Architecture showing how controls are used to provide a Google Cloud solution for protecting API endpoints.

To protect the exposed APIs for these services, you use Google Cloud Armor in conjunction with an Apigee hybrid runtime plane that runs in GKE. Google Cloud Armor determines whether incoming API traffic should be allowed at the edge. Requests are blocked if a Google Cloud Armor security policy produces a deny decision.

Note the following about this configuration:

  • This architecture consists of two GKE clusters. One hosts the Apigee hybrid runtime plane, and the other runs your services (application workloads).
  • Requests are first evaluated by Google Cloud Armor. If this results in an allow decision, the request is forwarded from the Google Cloud load balancer to the Apigee hybrid runtime plane in GKE.
  • The Apigee hybrid runtime plane invokes the appropriate API proxy to process the request and to execute other policies that you might have configured.
  • The API proxy uses its target configuration to route requests to the ingress of your application workloads cluster, using an internal Google Cloud load balancer. You must use firewall rules to ensure that only the Apigee hybrid runtime is able to reach this ingress and the services that run in the cluster.
  • The Anthos Service Mesh ingress of your application workloads cluster accepts requests from the Apigee hybrid runtime plane and routes them to the appropriate services in the cluster.
  • The Anthos Service Mesh policies that are configured in your application workloads cluster are also applied to requests.

Steps to apply the controls

The controls discussed earlier apply to both Anthos clusters and Anthos clusters on VMware. To integrate the controls discussed in this guide, map out their scope and the stage at which they need to be configured, as described in the steps that follow.

  1. Create a GKE cluster to deploy Vault by using the guidance in the applicable cluster hardening guide (GKE or Anthos clusters on VMware). When you create your cluster, be sure you follow the hardening guide and use the --enable-network-policy flag; network policies are required. This step lets you implement further traffic restrictions at the Pod level.

  2. Install Anthos Service Mesh in the cluster that's running your application services.

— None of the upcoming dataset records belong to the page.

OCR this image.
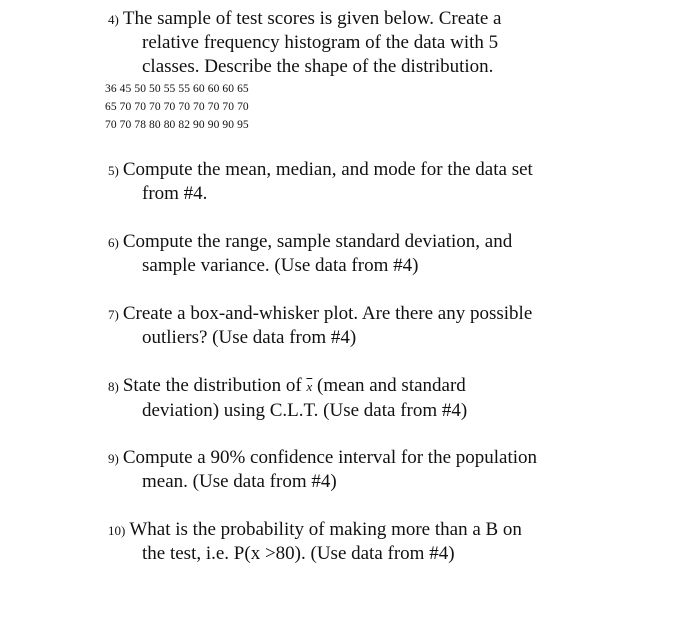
4) The sample of test scores is given below. Create a
relative frequency histogram of the data with 5
classes. Describe the shape of the distribution.
36 45 50 50 55 55 60 60 60 65
65 70 70 70 70 70 70 70 70 70
70 70 78 80 80 82 90 90 90 95
5) Compute the mean, median, and mode for the data set
from #4.
6) Compute the range, sample standard deviation, and
sample variance. (Use data from #4)
7) Create a box-and-whisker plot. Are there any possible
outliers? (Use data from #4)
8) State the distribution of $\overline{x}$ (mean and standard
deviation) using C.L.T. (Use data from #4)
9) Compute a 90% confidence interval for the population
mean. (Use data from #4)
10) What is the probability of making more than a B on
the test, i.e. P(x >80). (Use data from #4)
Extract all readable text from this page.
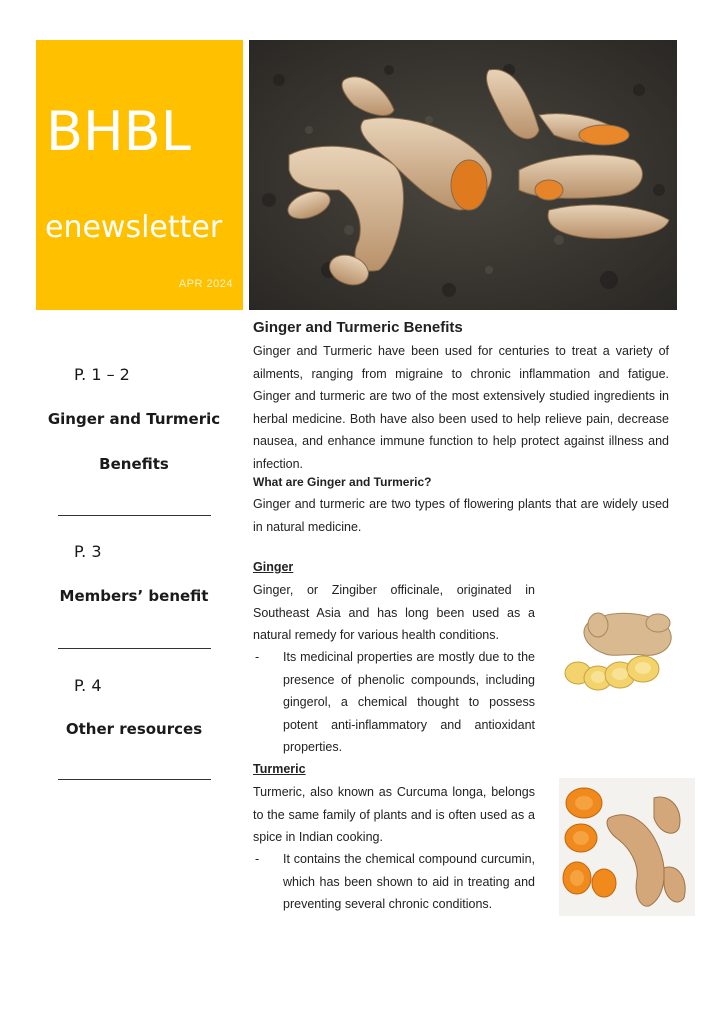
BHBL
enewsletter
APR 2024
P. 1 – 2
Ginger and Turmeric
Benefits
P. 3
Members’ benefit
P. 4
Other resources
Ginger and Turmeric Benefits

Ginger and Turmeric have been used for centuries to treat a variety of ailments, ranging from migraine to chronic inflammation and fatigue. Ginger and turmeric are two of the most extensively studied ingredients in herbal medicine. Both have also been used to help relieve pain, decrease nausea, and enhance immune function to help protect against illness and infection.

What are Ginger and Turmeric?

Ginger and turmeric are two types of flowering plants that are widely used in natural medicine.

Ginger

Ginger, or Zingiber officinale, originated in Southeast Asia and has long been used as a natural remedy for various health conditions.

- Its medicinal properties are mostly due to the presence of phenolic compounds, including gingerol, a chemical thought to possess potent anti-inflammatory and antioxidant properties.
Turmeric

Turmeric, also known as Curcuma longa, belongs to the same family of plants and is often used as a spice in Indian cooking.

- It contains the chemical compound curcumin, which has been shown to aid in treating and preventing several chronic conditions.
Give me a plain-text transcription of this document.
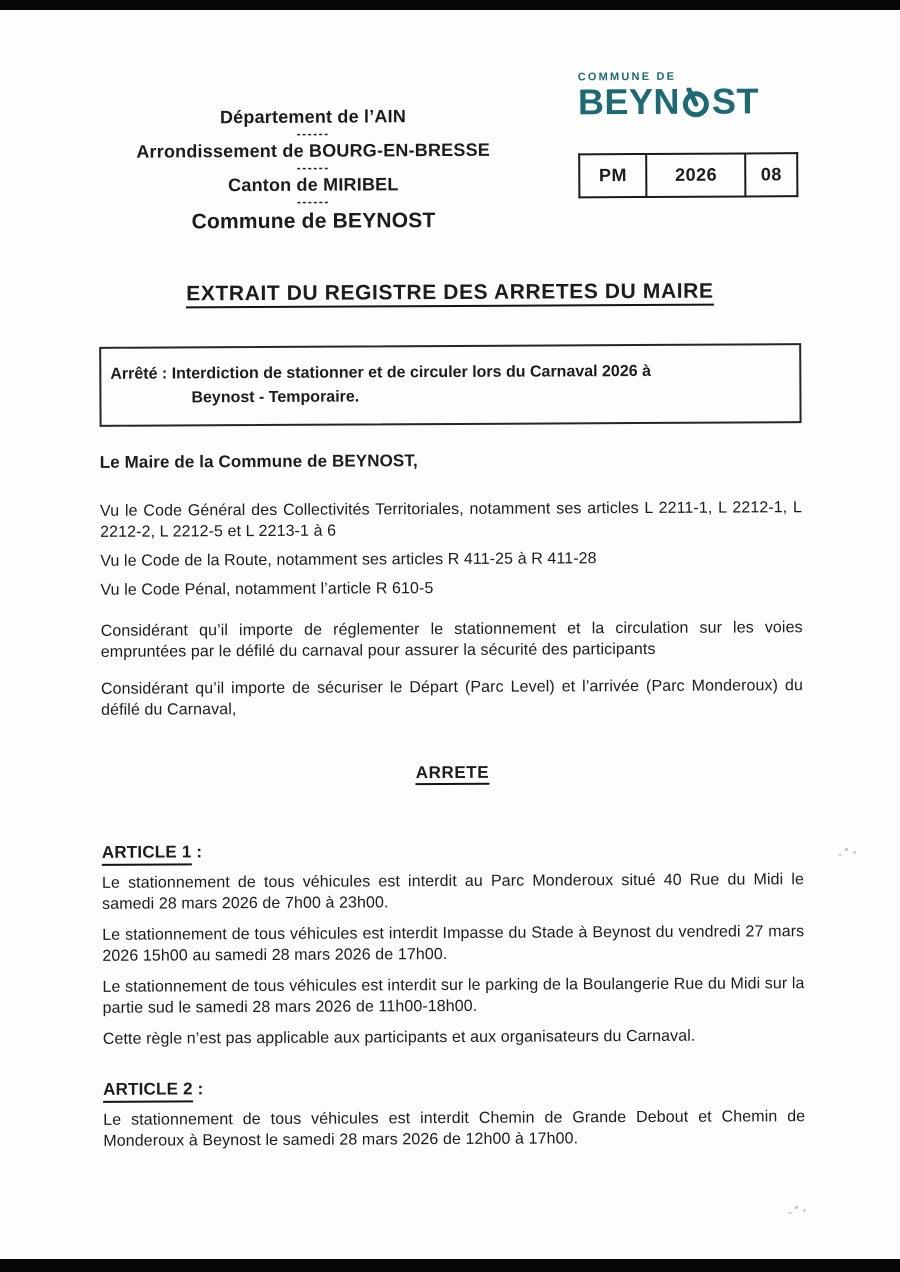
Département de l’AIN
------
Arrondissement de BOURG-EN-BRESSE
------
Canton de MIRIBEL
------
Commune de BEYNOST
COMMUNE DE
BEYN ST
PM	2026	08
EXTRAIT DU REGISTRE DES ARRETES DU MAIRE
Arrêté : Interdiction de stationner et de circuler lors du Carnaval 2026 à
Beynost - Temporaire.

Le Maire de la Commune de BEYNOST,

Vu le Code Général des Collectivités Territoriales, notamment ses articles L 2211-1, L 2212-1, L 2212-2, L 2212-5 et L 2213-1 à 6

Vu le Code de la Route, notamment ses articles R 411-25 à R 411-28

Vu le Code Pénal, notamment l’article R 610-5

Considérant qu’il importe de réglementer le stationnement et la circulation sur les voies empruntées par le défilé du carnaval pour assurer la sécurité des participants

Considérant qu’il importe de sécuriser le Départ (Parc Level) et l’arrivée (Parc Monderoux) du défilé du Carnaval,

ARRETE
ARTICLE 1 :

Le stationnement de tous véhicules est interdit au Parc Monderoux situé 40 Rue du Midi le samedi 28 mars 2026 de 7h00 à 23h00.

Le stationnement de tous véhicules est interdit Impasse du Stade à Beynost du vendredi 27 mars 2026 15h00 au samedi 28 mars 2026 de 17h00.

Le stationnement de tous véhicules est interdit sur le parking de la Boulangerie Rue du Midi sur la partie sud le samedi 28 mars 2026 de 11h00-18h00.

Cette règle n’est pas applicable aux participants et aux organisateurs du Carnaval.

ARTICLE 2 :

Le stationnement de tous véhicules est interdit Chemin de Grande Debout et Chemin de Monderoux à Beynost le samedi 28 mars 2026 de 12h00 à 17h00.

  3. Configure Anthos Service Mesh features to protect your services:

    1. Annotate the namespaces in your cluster where your application services are running to enable auto-injection of the sidecar proxy. Because sidecars are injected when Pods are created, you must restart any Pods that are already running in order for the change to take effect.
    2. Use authorization policies to define which traffic can pass within the service mesh, and use gateways to define which traffic can enter or leave the service mesh. Use network policies to ensure that traffic cannot bypass your egress gateways.
    3. Enable mutual TLS for service-to-service authentication based on identities provided by Anthos Service Mesh.
    4. Annotate the istio-ingressgateway service to configure an internal load balancer. You do this so that the cluster that runs Apigee hybrid can route traffic to the services in this cluster through the internal load balancer.
  4. Create and configure your cluster to run Apigee hybrid using the guidance in the applicable guide (GKE or Anthos clusters on VMware).

  5. When you install your Apigee hybrid runtime plane in an Anthos cluster on Google Cloud, configure Google Cloud Armor security policies. These policies help protect the Apigee hybrid runtime plane that runs on GKE.

  6. Configure Apigee hybrid to provide external authentication, quotas, and overall API policy management. For guidance on how to implement common policies to protect APIs, see the content in the protecting-api-endpoints directory in the GitHub repository that's associated with this blueprint.

  7. Configure firewall rules to ensure that only the Apigee hybrid runtime is able to reach the cluster that runs your application services, using the configured internal load balancer.